Poems by John Mateer

The Auteur
for João César Monteiro
 
Never an auteur, though sometimes ‘a João,’
of God, His Eye.
 
Yet — A confession! — on my deathbed,
my last sentence will, probably, begin,
 
“I …”

 

 
 
When He Suggested She Should Have Read the Story on a More Natural Voice —
 
“No utterance of the daemonic is unnatural.”

 

 

Self-Portrait as a Camel Conjured by Daemons,
— a Persian carpet not in the Museu Gulbenkian
 
I’m afraid, a camel, luminous,
loping panicked away from the voice
asking: Your monster?
Me? Or that grinning demon
who leapt up on my hump,
who is twisting a malnourished snake
into a halter?

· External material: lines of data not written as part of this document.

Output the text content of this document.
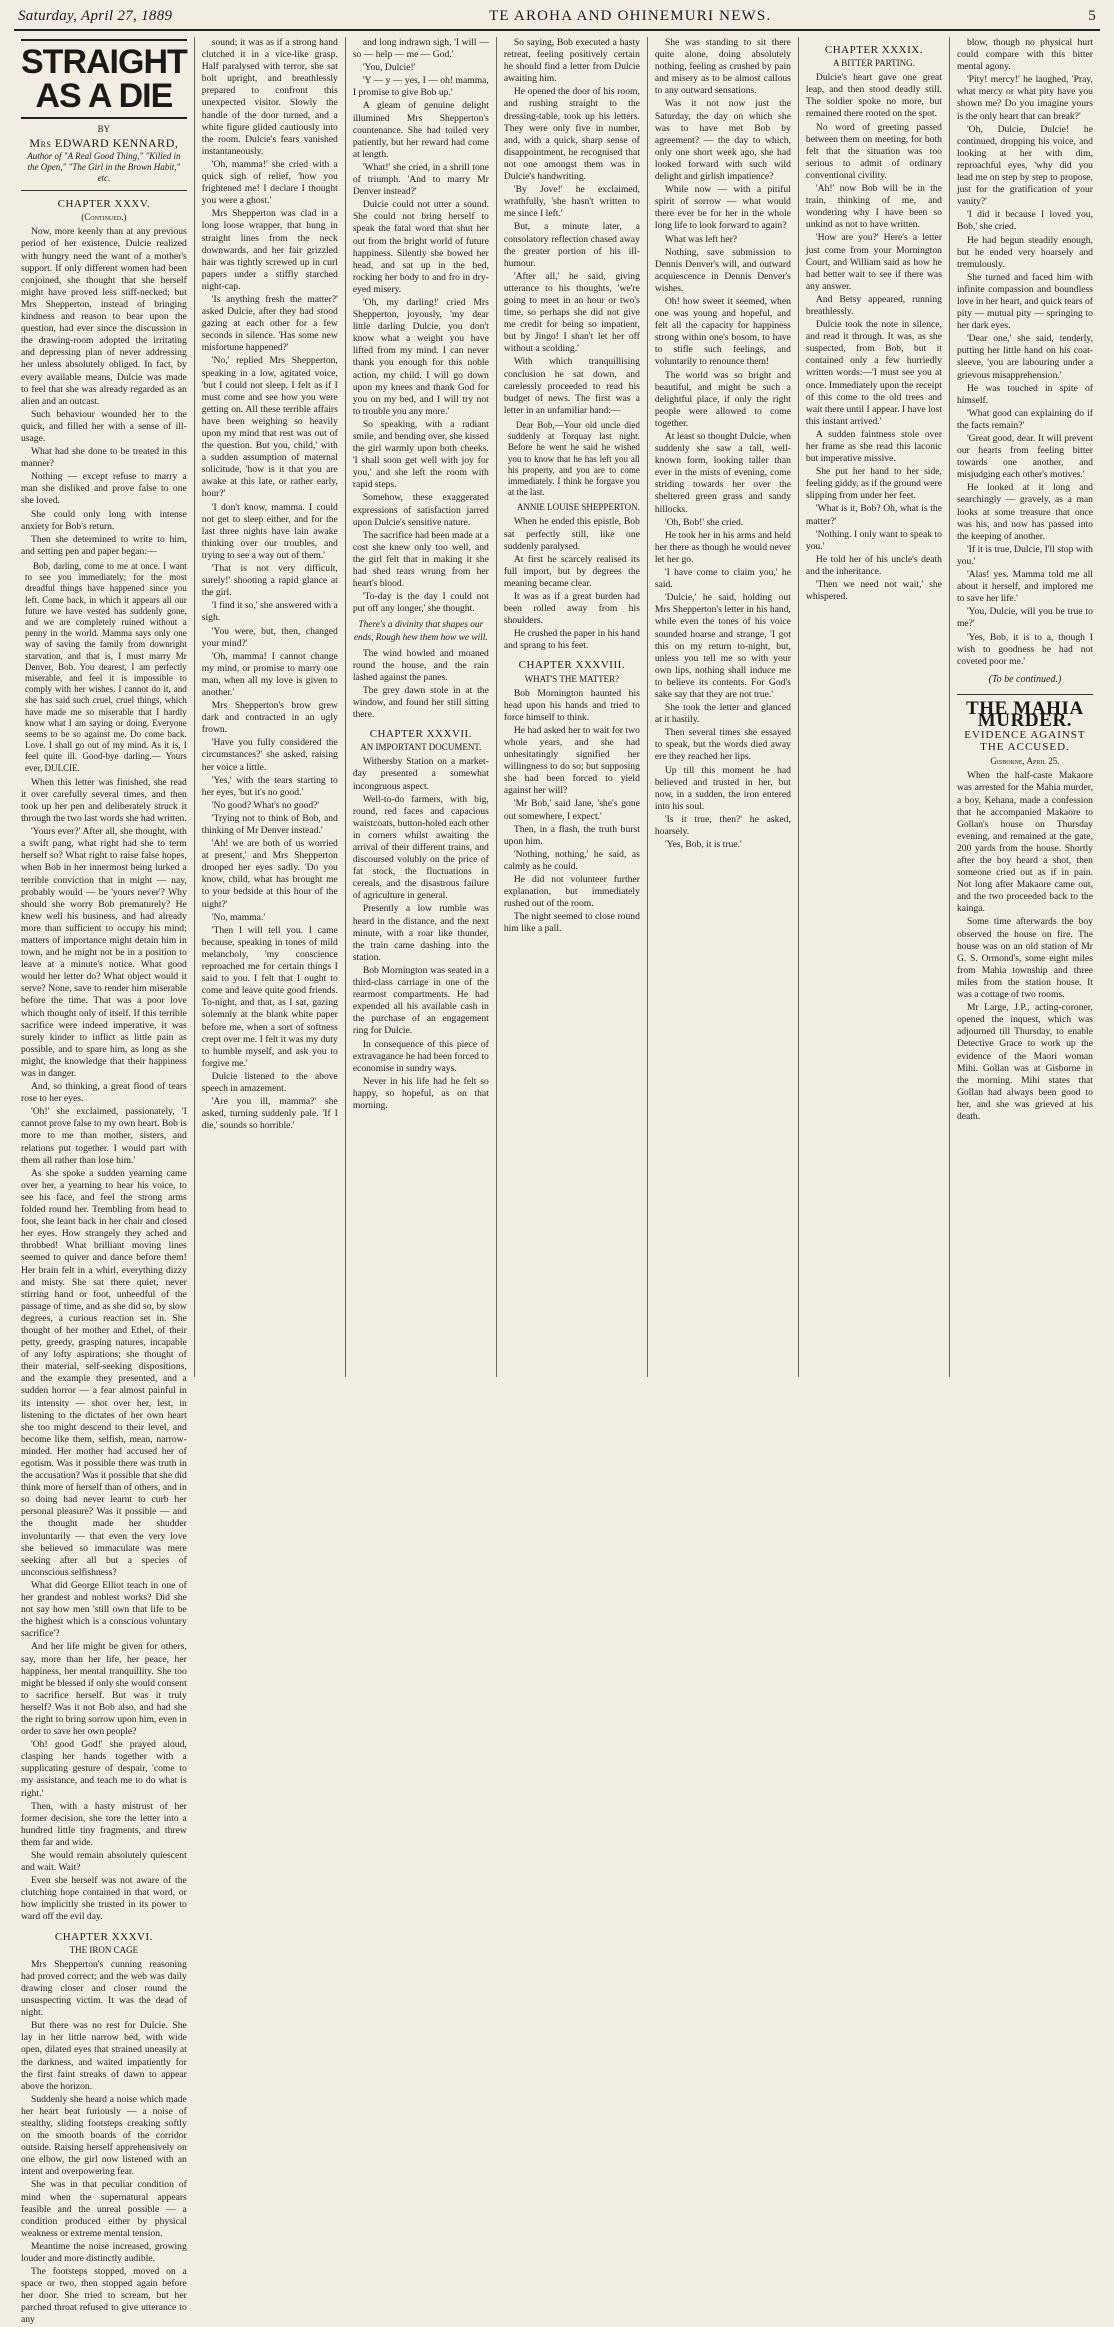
Saturday, April 27, 1889	TE AROHA AND OHINEMURI NEWS.	5
STRAIGHT AS A DIE
BY
Mrs EDWARD KENNARD,
Author of "A Real Good Thing," "Killed in the Open," "The Girl in the Brown Habit," etc.
CHAPTER XXXV.
(Continued.)

Now, more keenly than at any previous period of her existence, Dulcie realized with hungry need the want of a mother's support. If only different women had been conjoined, she thought that she herself might have proved less stiff-necked; but Mrs Shepperton, instead of bringing kindness and reason to bear upon the question, had ever since the discussion in the drawing-room adopted the irritating and depressing plan of never addressing her unless absolutely obliged. In fact, by every available means, Dulcie was made to feel that she was already regarded as an alien and an outcast.

Such behaviour wounded her to the quick, and filled her with a sense of ill-usage.

What had she done to be treated in this manner?

Nothing — except refuse to marry a man she disliked and prove false to one she loved.

She could only long with intense anxiety for Bob's return.

Then she determined to write to him, and setting pen and paper began:—

Bob, darling, come to me at once. I want to see you immediately; for the most dreadful things have happened since you left. Come back, in which it appears all our future we have vested has suddenly gone, and we are completely ruined without a penny in the world. Mamma says only one way of saving the family from downright starvation, and that is, I must marry Mr Denver, Bob. You dearest, I am perfectly miserable, and feel it is impossible to comply with her wishes. I cannot do it, and she has said such cruel, cruel things, which have made me so miserable that I hardly know what I am saying or doing. Everyone seems to be so against me. Do come back. Love. I shall go out of my mind. As it is, I feel quite ill. Good-bye darling.— Yours ever, DULCIE.

When this letter was finished, she read it over carefully several times, and then took up her pen and deliberately struck it through the two last words she had written.

'Yours ever?' After all, she thought, with a swift pang, what right had she to term herself so? What right to raise false hopes, when Bob in her innermost being lurked a terrible conviction that in might — nay, probably would — be 'yours never'? Why should she worry Bob prematurely? He knew well his business, and had already more than sufficient to occupy his mind; matters of importance might detain him in town, and he might not be in a position to leave at a minute's notice. What good would her letter do? What object would it serve? None, save to render him miserable before the time. That was a poor love which thought only of itself. If this terrible sacrifice were indeed imperative, it was surely kinder to inflict as little pain as possible, and to spare him, as long as she might, the knowledge that their happiness was in danger.

And, so thinking, a great flood of tears rose to her eyes.

'Oh!' she exclaimed, passionately, 'I cannot prove false to my own heart. Bob is more to me than mother, sisters, and relations put together. I would part with them all rather than lose him.'

As she spoke a sudden yearning came over her, a yearning to hear his voice, to see his face, and feel the strong arms folded round her. Trembling from head to foot, she leant back in her chair and closed her eyes. How strangely they ached and throbbed! What brilliant moving lines seemed to quiver and dance before them! Her brain felt in a whirl, everything dizzy and misty. She sat there quiet, never stirring hand or foot, unheedful of the passage of time, and as she did so, by slow degrees, a curious reaction set in. She thought of her mother and Ethel, of their petty, greedy, grasping natures, incapable of any lofty aspirations; she thought of their material, self-seeking dispositions, and the example they presented, and a sudden horror — a fear almost painful in its intensity — shot over her, lest, in listening to the dictates of her own heart she too might descend to their level, and become like them, selfish, mean, narrow-minded. Her mother had accused her of egotism. Was it possible there was truth in the accusation? Was it possible that she did think more of herself than of others, and in so doing had never learnt to curb her personal pleasure? Was it possible — and the thought made her shudder involuntarily — that even the very love she believed so immaculate was mere seeking after all but a species of unconscious selfishness?

What did George Elliot teach in one of her grandest and noblest works? Did she not say how men 'still own that life to be the highest which is a conscious voluntary sacrifice'?

And her life might be given for others, say, more than her life, her peace, her happiness, her mental tranquillity. She too might be blessed if only she would consent to sacrifice herself. But was it truly herself? Was it not Bob also, and had she the right to bring sorrow upon him, even in order to save her own people?

'Oh! good God!' she prayed aloud, clasping her hands together with a supplicating gesture of despair, 'come to my assistance, and teach me to do what is right.'

Then, with a hasty mistrust of her former decision, she tore the letter into a hundred little tiny fragments, and threw them far and wide.

She would remain absolutely quiescent and wait. Wait?

Even she herself was not aware of the clutching hope contained in that word, or how implicitly she trusted in its power to ward off the evil day.

CHAPTER XXXVI.
THE IRON CAGE

Mrs Shepperton's cunning reasoning had proved correct; and the web was daily drawing closer and closer round the unsuspecting victim. It was the dead of night.

But there was no rest for Dulcie. She lay in her little narrow bed, with wide open, dilated eyes that strained uneasily at the darkness, and waited impatiently for the first faint streaks of dawn to appear above the horizon.

Suddenly she heard a noise which made her heart beat furiously — a noise of stealthy, sliding footsteps creaking softly on the smooth boards of the corridor outside. Raising herself apprehensively on one elbow, the girl now listened with an intent and overpowering fear.

She was in that peculiar condition of mind when the supernatural appears feasible and the unreal possible — a condition produced either by physical weakness or extreme mental tension.

Meantime the noise increased, growing louder and more distinctly audible.

The footsteps stopped, moved on a space or two, then stopped again before her door. She tried to scream, but her parched throat refused to give utterance to any

sound; it was as if a strong hand clutched it in a vice-like grasp. Half paralysed with terror, she sat bolt upright, and breathlessly prepared to confront this unexpected visitor. Slowly the handle of the door turned, and a white figure glided cautiously into the room. Dulcie's fears vanished instantaneously.

'Oh, mamma!' she cried with a quick sigh of relief, 'how you frightened me! I declare I thought you were a ghost.'

Mrs Shepperton was clad in a long loose wrapper, that hung in straight lines from the neck downwards, and her fair grizzled hair was tightly screwed up in curl papers under a stiffly starched night-cap.

'Is anything fresh the matter?' asked Dulcie, after they had stood gazing at each other for a few seconds in silence. 'Has some new misfortune happened?'

'No,' replied Mrs Shepperton, speaking in a low, agitated voice, 'but I could not sleep. I felt as if I must come and see how you were getting on. All these terrible affairs have been weighing so heavily upon my mind that rest was out of the question. But you, child,' with a sudden assumption of maternal solicitude, 'how is it that you are awake at this late, or rather early, hour?'

'I don't know, mamma. I could not get to sleep either, and for the last three nights have lain awake thinking over our troubles, and trying to see a way out of them.'

'That is not very difficult, surely!' shooting a rapid glance at the girl.

'I find it so,' she answered with a sigh.

'You were, but, then, changed your mind?'

'Oh, mamma! I cannot change my mind, or promise to marry one man, when all my love is given to another.'

Mrs Shepperton's brow grew dark and contracted in an ugly frown.

'Have you fully considered the circumstances?' she asked, raising her voice a little.

'Yes,' with the tears starting to her eyes, 'but it's no good.'

'No good? What's no good?'

'Trying not to think of Bob, and thinking of Mr Denver instead.'

'Ah! we are both of us worried at present,' and Mrs Shepperton drooped her eyes sadly. 'Do you know, child, what has brought me to your bedside at this hour of the night?'

'No, mamma.'

'Then I will tell you. I came because, speaking in tones of mild melancholy, 'my conscience reproached me for certain things I said to you. I felt that I ought to come and leave quite good friends. To-night, and that, as I sat, gazing solemnly at the blank white paper before me, when a sort of softness crept over me. I felt it was my duty to humble myself, and ask you to forgive me.'

Dulcie listened to the above speech in amazement.

'Are you ill, mamma?' she asked, turning suddenly pale. 'If I die,' sounds so horrible.'

and long indrawn sigh, 'I will — so — help — me — God.'

'You, Dulcie!'

'Y — y — yes, I — oh! mamma, I promise to give Bob up.'

A gleam of genuine delight illumined Mrs Shepperton's countenance. She had toiled very patiently, but her reward had come at length.

'What!' she cried, in a shrill tone of triumph. 'And to marry Mr Denver instead?'

Dulcie could not utter a sound. She could not bring herself to speak the fatal word that shut her out from the bright world of future happiness. Silently she bowed her head, and sat up in the bed, rocking her body to and fro in dry-eyed misery.

'Oh, my darling!' cried Mrs Shepperton, joyously, 'my dear little darling Dulcie, you don't know what a weight you have lifted from my mind. I can never thank you enough for this noble action, my child. I will go down upon my knees and thank God for you on my bed, and I will try not to trouble you any more.'

So speaking, with a radiant smile, and bending over, she kissed the girl warmly upon both cheeks. 'I shall soon get well with joy for you,' and she left the room with rapid steps.

Somehow, these exaggerated expressions of satisfaction jarred upon Dulcie's sensitive nature.

The sacrifice had been made at a cost she knew only too well, and the girl felt that in making it she had shed tears wrung from her heart's blood.

'To-day is the day I could not put off any longer,' she thought.

There's a divinity that shapes our ends, Rough hew them how we will.

The wind howled and moaned round the house, and the rain lashed against the panes.

The grey dawn stole in at the window, and found her still sitting there.

CHAPTER XXXVII.
AN IMPORTANT DOCUMENT.

Withersby Station on a market-day presented a somewhat incongruous aspect.

Well-to-do farmers, with big, round, red faces and capacious waistcoats, button-holed each other in corners whilst awaiting the arrival of their different trains, and discoursed volubly on the price of fat stock, the fluctuations in cereals, and the disastrous failure of agriculture in general.

Presently a low rumble was heard in the distance, and the next minute, with a roar like thunder, the train came dashing into the station.

Bob Mornington was seated in a third-class carriage in one of the rearmost compartments. He had expended all his available cash in the purchase of an engagement ring for Dulcie.

In consequence of this piece of extravagance he had been forced to economise in sundry ways.

Never in his life had he felt so happy, so hopeful, as on that morning.

So saying, Bob executed a hasty retreat, feeling positively certain he should find a letter from Dulcie awaiting him.

He opened the door of his room, and rushing straight to the dressing-table, took up his letters. They were only five in number, and, with a quick, sharp sense of disappointment, he recognised that not one amongst them was in Dulcie's handwriting.

'By Jove!' he exclaimed, wrathfully, 'she hasn't written to me since I left.'

But, a minute later, a consolatory reflection chased away the greater portion of his ill-humour.

'After all,' he said, giving utterance to his thoughts, 'we're going to meet in an hour or two's time, so perhaps she did not give me credit for being so impatient, but by Jingo! I shan't let her off without a scolding.'

With which tranquillising conclusion he sat down, and carelessly proceeded to read his budget of news. The first was a letter in an unfamiliar hand:—

Dear Bob,—Your old uncle died suddenly at Torquay last night. Before he went he said he wished you to know that he has left you all his property, and you are to come immediately. I think he forgave you at the last.

ANNIE LOUISE SHEPPERTON.

When he ended this epistle, Bob sat perfectly still, like one suddenly paralysed.

At first he scarcely realised its full import, but by degrees the meaning became clear.

It was as if a great burden had been rolled away from his shoulders.

He crushed the paper in his hand and sprang to his feet.

CHAPTER XXXVIII.
WHAT'S THE MATTER?

Bob Mornington haunted his head upon his hands and tried to force himself to think.

He had asked her to wait for two whole years, and she had unhesitatingly signified her willingness to do so; but supposing she had been forced to yield against her will?

'Mr Bob,' said Jane, 'she's gone out somewhere, I expect.'

Then, in a flash, the truth burst upon him.

'Nothing, nothing,' he said, as calmly as he could.

He did not volunteer further explanation, but immediately rushed out of the room.

The night seemed to close round him like a pall.

She was standing to sit there quite alone, doing absolutely nothing, feeling as crushed by pain and misery as to be almost callous to any outward sensations.

Was it not now just the Saturday, the day on which she was to have met Bob by agreement? — the day to which, only one short week ago, she had looked forward with such wild delight and girlish impatience?

While now — with a pitiful spirit of sorrow — what would there ever be for her in the whole long life to look forward to again?

What was left her?

Nothing, save submission to Dennis Denver's will, and outward acquiescence in Dennis Denver's wishes.

Oh! how sweet it seemed, when one was young and hopeful, and felt all the capacity for happiness strong within one's bosom, to have to stifle such feelings, and voluntarily to renounce them!

The world was so bright and beautiful, and might be such a delightful place, if only the right people were allowed to come together.

At least so thought Dulcie, when suddenly she saw a tall, well-known form, looking taller than ever in the mists of evening, come striding towards her over the sheltered green grass and sandy hillocks.

'Oh, Bob!' she cried.

He took her in his arms and held her there as though he would never let her go.

'I have come to claim you,' he said.

'Dulcie,' he said, holding out Mrs Shepperton's letter in his hand, while even the tones of his voice sounded hoarse and strange, 'I got this on my return to-night, but, unless you tell me so with your own lips, nothing shall induce me to believe its contents. For God's sake say that they are not true.'

She took the letter and glanced at it hastily.

Then several times she essayed to speak, but the words died away ere they reached her lips.

Up till this moment he had believed and trusted in her, but now, in a sudden, the iron entered into his soul.

'Is it true, then?' he asked, hoarsely.

'Yes, Bob, it is true.'

CHAPTER XXXIX.
A BITTER PARTING.

Dulcie's heart gave one great leap, and then stood deadly still. The soldier spoke no more, but remained there rooted on the spot.

No word of greeting passed between them on meeting, for both felt that the situation was too serious to admit of ordinary conventional civility.

'Ah!' now Bob will be in the train, thinking of me, and wondering why I have been so unkind as not to have written.

'How are you?' Here's a letter just come from your Mornington Court, and William said as how he had better wait to see if there was any answer.

And Betsy appeared, running breathlessly.

Dulcie took the note in silence, and read it through. It was, as she suspected, from Bob, but it contained only a few hurriedly written words:—'I must see you at once. Immediately upon the receipt of this come to the old trees and wait there until I appear. I have lost this instant arrived.'

A sudden faintness stole over her frame as she read this laconic but imperative missive.

She put her hand to her side, feeling giddy, as if the ground were slipping from under her feet.

'What is it, Bob? Oh, what is the matter?'

'Nothing. I only want to speak to you.'

He told her of his uncle's death and the inheritance.

'Then we need not wait,' she whispered.

blow, though no physical hurt could compare with this bitter mental agony.

'Pity! mercy!' he laughed, 'Pray, what mercy or what pity have you shown me? Do you imagine yours is the only heart that can break?'

'Oh, Dulcie, Dulcie! he continued, dropping his voice, and looking at her with dim, reproachful eyes, 'why did you lead me on step by step to propose, just for the gratification of your vanity?'

'I did it because I loved you, Bob,' she cried.

He had begun steadily enough, but he ended very hoarsely and tremulously.

She turned and faced him with infinite compassion and boundless love in her heart, and quick tears of pity — mutual pity — springing to her dark eyes.

'Dear one,' she said, tenderly, putting her little hand on his coat-sleeve, 'you are labouring under a grievous misapprehension.'

He was touched in spite of himself.

'What good can explaining do if the facts remain?'

'Great good, dear. It will prevent our hearts from feeling bitter towards one another, and misjudging each other's motives.'

He looked at it long and searchingly — gravely, as a man looks at some treasure that once was his, and now has passed into the keeping of another.

'If it is true, Dulcie, I'll stop with you.'

'Alas! yes. Mamma told me all about it herself, and implored me to save her life.'

'You, Dulcie, will you be true to me?'

'Yes, Bob, it is to a, though I wish to goodness he had not coveted poor me.'

(To be continued.)
THE MAHIA MURDER.
EVIDENCE AGAINST THE ACCUSED.
Gisborne, April 25.

When the half-caste Makaore was arrested for the Mahia murder, a boy, Kehana, made a confession that he accompanied Makaore to Gollan's house on Thursday evening, and remained at the gate, 200 yards from the house. Shortly after the boy heard a shot, then someone cried out as if in pain. Not long after Makaore came out, and the two proceeded back to the kainga.

Some time afterwards the boy observed the house on fire. The house was on an old station of Mr G. S. Ormond's, some eight miles from Mahia township and three miles from the station house. It was a cottage of two rooms.

Mr Large, J.P., acting-coroner, opened the inquest, which was adjourned till Thursday, to enable Detective Grace to work up the evidence of the Maori woman Mihi. Gollan was at Gisborne in the morning. Mihi states that Gollan had always been good to her, and she was grieved at his death.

Suddenly around me
the trees are a cage, pomegranates
pocked moons, faces zoological or bestial,
voices, that cacophony.

 

 
Question for António Damásio
 
Doesn’t all European thought
disappear into the Void
between Spinoza and Pessoa,
that cornucopia
of nerves and that Tibetan
skull-cup?

 

 

What Should, Perhaps, Be Corrected
 
The only voice to whom I’m open
is that — GHOST — between
the Spoken.

 

 

These poems previously appeared in a collection of poems titled The Azanians, published as a limited edition broadside/poster by Tea for One in Lisbon, Portugal, 2010.